State Rep. Dirk Deaton worked with his legislative colleagues in the recently-ended session to ensure the legacy of fallen hero Chris Marion is honored and preserved. Deaton sponsored HB 544 that was later incorporated into SB 258 to create the Army PFC Christopher Lee Marion Memorial Highway. SB 258 was approved by the General Assembly and was signed by Governor Mike Parson on July 6 in Jefferson City.
“Chris Marion made the ultimate sacrifice, and it was my honor to work with my legislative colleagues to name the highway that stretches from his hometown of Pineville to the high school in Anderson that he graduated from in his honor,” said Deaton, R-Noel. “This is a proper and appropriate tribute for Chris Marion and his family.”
SB 258 names the portion of U.S. Business 71 from State Highway 76 West to State Highway EE in McDonald County the “Army PFC Christopher Lee Marion Memorial Highway.” Army PFC Christopher Lee Marion, son of Velma and Walter Wood, and the late Roy Marion, was born Dec. 4, 1985, in Fort Smith, Ark. He departed this life defending this nation on Wednesday, Feb. 22, 2006, in Hawijah, Iraq, at the age of 20 years, two months, and 18 days.
Christopher was a lifelong resident of Pineville. He was a 2005 graduate of the McDonald County High School, where he was involved in the ROTC program, and also played the tuba in the high school band. He fulfilled his dream of being a soldier in the United States Army when he enlisted on July 6, 2005, in Kansas City. He completed his basic training at Fort Benning, Ga.
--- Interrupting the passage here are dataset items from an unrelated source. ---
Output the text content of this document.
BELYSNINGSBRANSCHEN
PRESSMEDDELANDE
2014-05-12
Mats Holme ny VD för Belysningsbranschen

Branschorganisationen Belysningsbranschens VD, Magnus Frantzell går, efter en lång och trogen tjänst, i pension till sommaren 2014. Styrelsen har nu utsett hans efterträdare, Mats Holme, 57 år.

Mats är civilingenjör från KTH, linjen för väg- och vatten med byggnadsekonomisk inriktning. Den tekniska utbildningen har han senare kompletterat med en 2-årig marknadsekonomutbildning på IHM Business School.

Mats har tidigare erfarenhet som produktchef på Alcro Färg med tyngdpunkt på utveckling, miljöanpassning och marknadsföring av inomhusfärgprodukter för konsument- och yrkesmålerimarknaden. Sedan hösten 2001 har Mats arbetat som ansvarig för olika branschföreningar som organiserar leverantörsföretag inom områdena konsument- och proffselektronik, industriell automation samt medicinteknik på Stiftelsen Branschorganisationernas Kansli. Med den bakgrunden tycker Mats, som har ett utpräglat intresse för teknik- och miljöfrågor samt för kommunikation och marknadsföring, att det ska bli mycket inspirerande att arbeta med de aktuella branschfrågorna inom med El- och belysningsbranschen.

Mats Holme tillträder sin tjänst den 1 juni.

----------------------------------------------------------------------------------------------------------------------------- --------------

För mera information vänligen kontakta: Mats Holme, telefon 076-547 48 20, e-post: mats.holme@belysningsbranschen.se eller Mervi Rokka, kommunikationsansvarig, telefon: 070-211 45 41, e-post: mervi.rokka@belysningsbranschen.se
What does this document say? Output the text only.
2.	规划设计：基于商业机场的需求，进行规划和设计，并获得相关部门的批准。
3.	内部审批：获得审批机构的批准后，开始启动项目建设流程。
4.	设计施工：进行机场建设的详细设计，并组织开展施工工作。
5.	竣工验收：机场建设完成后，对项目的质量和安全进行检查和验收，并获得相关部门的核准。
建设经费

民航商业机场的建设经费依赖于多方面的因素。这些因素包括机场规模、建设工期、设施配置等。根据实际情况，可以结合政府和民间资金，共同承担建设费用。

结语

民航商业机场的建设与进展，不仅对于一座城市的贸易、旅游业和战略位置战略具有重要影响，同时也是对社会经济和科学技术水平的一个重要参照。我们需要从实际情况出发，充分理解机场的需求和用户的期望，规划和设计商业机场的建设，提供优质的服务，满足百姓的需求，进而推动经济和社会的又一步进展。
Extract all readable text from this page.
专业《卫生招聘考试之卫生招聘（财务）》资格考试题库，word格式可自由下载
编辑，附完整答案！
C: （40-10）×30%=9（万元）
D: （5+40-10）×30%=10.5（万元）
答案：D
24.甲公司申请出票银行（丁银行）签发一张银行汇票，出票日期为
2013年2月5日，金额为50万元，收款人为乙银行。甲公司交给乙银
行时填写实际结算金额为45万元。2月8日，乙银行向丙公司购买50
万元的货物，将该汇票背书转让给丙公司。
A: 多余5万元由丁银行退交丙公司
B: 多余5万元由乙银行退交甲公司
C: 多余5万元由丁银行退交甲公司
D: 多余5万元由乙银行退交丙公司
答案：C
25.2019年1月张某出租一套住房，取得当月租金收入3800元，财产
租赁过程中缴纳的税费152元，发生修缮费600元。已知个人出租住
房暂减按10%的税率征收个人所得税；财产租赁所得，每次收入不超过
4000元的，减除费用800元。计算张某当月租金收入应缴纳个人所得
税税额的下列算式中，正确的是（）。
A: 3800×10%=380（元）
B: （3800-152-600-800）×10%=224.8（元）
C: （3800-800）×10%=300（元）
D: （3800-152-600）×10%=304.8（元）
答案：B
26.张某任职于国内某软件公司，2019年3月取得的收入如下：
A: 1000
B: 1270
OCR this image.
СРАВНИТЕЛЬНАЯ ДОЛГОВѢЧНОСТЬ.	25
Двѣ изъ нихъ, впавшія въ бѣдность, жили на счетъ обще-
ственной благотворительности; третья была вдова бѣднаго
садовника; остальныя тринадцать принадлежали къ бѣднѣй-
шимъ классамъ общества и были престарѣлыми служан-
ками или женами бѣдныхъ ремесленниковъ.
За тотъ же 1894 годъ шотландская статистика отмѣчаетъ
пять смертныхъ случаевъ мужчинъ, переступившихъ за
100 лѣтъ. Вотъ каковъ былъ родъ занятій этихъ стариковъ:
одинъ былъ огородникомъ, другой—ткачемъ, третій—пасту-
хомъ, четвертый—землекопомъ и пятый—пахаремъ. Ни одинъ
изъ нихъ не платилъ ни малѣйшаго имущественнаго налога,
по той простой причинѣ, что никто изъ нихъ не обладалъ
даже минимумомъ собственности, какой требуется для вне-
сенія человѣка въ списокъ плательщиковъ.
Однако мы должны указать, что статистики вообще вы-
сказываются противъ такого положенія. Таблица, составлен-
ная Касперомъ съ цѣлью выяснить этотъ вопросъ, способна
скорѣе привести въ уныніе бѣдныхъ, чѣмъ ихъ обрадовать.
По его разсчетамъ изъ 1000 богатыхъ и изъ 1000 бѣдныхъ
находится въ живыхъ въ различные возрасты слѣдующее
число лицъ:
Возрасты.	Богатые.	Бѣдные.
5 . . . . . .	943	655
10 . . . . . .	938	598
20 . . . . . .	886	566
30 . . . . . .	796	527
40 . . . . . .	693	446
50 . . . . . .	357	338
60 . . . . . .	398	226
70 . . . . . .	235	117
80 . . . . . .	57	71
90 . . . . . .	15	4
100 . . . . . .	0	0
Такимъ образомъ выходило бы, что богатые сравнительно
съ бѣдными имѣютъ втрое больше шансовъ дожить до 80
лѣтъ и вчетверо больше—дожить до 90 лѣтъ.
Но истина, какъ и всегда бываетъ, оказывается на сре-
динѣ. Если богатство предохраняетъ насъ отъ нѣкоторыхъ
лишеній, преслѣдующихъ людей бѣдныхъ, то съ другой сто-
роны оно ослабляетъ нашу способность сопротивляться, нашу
Christopher was a Combat Infantryman with the 101st Airborne Division out of Fort Campbell, Ky.
His parents, Walter and Velma Wood, commented on the creation of the highway.
“We’re very proud that they went ahead and did that for him,” said Walter. “Everyone in McDonald County, especially the school, thought the world of Chris.”
“It’s one of the most awesome things they could have done, because nobody ever forgot Chris,” said Velma.
Walter added, “People still see us and talk about Chris. He was just a good kid all around. I think everybody liked him.”
He said Marion was very polite, respectful, loved to joke and loved the military, even as a child.
“We were proud, but we would have loved to have kept him home. But that was his dream, so we let him go. He believed in the good Lord, totally. He knew if anything happened where he would go,” he said.